Mark Cavendish filled one of the very few gaps on his palmarès when he showed a clean pair of heels to his rivals on the final straight at Utah Beach to claim his 27th stage victory at the Tour de France and with it his first yellow jersey.
"I’m so happy. I really wanted to win here today," Cavendish said. "The lads were incredble. Edvald [Boasson Hagen] did the most incredible turn at the end. He rode out of skin today. I’m so happy to do this for Dimension Data today. There’s no better way to highlight the Quebeka charity.
"It's quite emotional. This is the only jersey in cycling I’ve not worn. I’ve had all three points jerseys, the worlds jerseys and the leaders jerseys in the Giro and the Vuelta and now this. I just wanted to win the stage and to wear this jersey is an honour. I’ve built my whole career on this race."
Well protected by his Dimension Data teammates coming into the final kilometre, where a strong crosswind was a complicating factor, Cavendish jumped onto Peter Sagan's wheel when Tinkoff's world champion accelerated from 200 metres out. As the heavily tipped Marcel Kittel (Etixx-QuickStep) began to come through on Sagan's left, Cavendish went on the Slovak's right and arrowed clear of his rivals, crossing the line two bike lengths ahead of Kittel, with Sagan third and Lotto-Soudal's André Greipel in fourth.
The success, which was Cavendish's first major objective for the season before he targets an Olympic medal in Rio de Janeiro and a second world road title in Qatar in October, was also the first time the Manxman had beaten Kittel in a head-to-head sprint and he could have chosen no better moment to put an end to that hoodoo as well as to suggestions that he's past his best.

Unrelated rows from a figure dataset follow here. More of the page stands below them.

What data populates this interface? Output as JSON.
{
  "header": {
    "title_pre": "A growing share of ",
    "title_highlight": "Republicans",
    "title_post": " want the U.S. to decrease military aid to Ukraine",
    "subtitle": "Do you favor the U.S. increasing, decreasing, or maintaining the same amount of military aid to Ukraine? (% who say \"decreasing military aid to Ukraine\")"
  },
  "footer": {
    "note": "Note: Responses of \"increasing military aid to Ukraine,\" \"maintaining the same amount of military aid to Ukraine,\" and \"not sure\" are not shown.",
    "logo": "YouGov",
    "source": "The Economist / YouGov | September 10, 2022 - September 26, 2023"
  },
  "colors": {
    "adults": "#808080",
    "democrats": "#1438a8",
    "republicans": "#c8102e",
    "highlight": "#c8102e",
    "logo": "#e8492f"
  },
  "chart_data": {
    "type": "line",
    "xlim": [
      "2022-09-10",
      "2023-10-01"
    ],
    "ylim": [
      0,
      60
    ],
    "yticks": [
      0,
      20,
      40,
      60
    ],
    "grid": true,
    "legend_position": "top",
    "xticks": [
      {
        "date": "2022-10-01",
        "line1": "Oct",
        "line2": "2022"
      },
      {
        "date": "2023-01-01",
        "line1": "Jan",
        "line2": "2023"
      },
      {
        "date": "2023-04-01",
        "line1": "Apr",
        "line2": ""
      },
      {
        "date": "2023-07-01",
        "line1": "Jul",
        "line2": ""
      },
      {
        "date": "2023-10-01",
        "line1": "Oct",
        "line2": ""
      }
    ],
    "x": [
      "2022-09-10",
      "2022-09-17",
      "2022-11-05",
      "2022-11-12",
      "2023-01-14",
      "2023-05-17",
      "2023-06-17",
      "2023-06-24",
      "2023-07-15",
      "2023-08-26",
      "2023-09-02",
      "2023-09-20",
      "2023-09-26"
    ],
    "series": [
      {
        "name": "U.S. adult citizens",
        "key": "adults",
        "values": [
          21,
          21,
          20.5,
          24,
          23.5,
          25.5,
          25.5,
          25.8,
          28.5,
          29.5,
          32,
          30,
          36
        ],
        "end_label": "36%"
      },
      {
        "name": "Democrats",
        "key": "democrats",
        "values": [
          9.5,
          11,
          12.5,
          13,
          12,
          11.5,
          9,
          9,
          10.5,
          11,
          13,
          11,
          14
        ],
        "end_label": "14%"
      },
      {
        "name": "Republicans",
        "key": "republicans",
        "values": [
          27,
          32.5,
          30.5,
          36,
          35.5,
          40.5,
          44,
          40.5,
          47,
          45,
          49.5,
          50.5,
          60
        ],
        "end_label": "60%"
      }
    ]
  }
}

As is always the case, the Tour's opening stage was a nervy affair in parts and saw several riders hit the deck. The most notable was two-time champion Alberto Contador, who went down hard after BMC's Brent Bookwalter lost control coming out of a roundabout at high speed, the impact also taking down Sky's Luke Rowe. Although the Spaniard suffered cuts and grazes to his back and right shoulder, he remounted quickly and finished in the pack led in by Cavendish.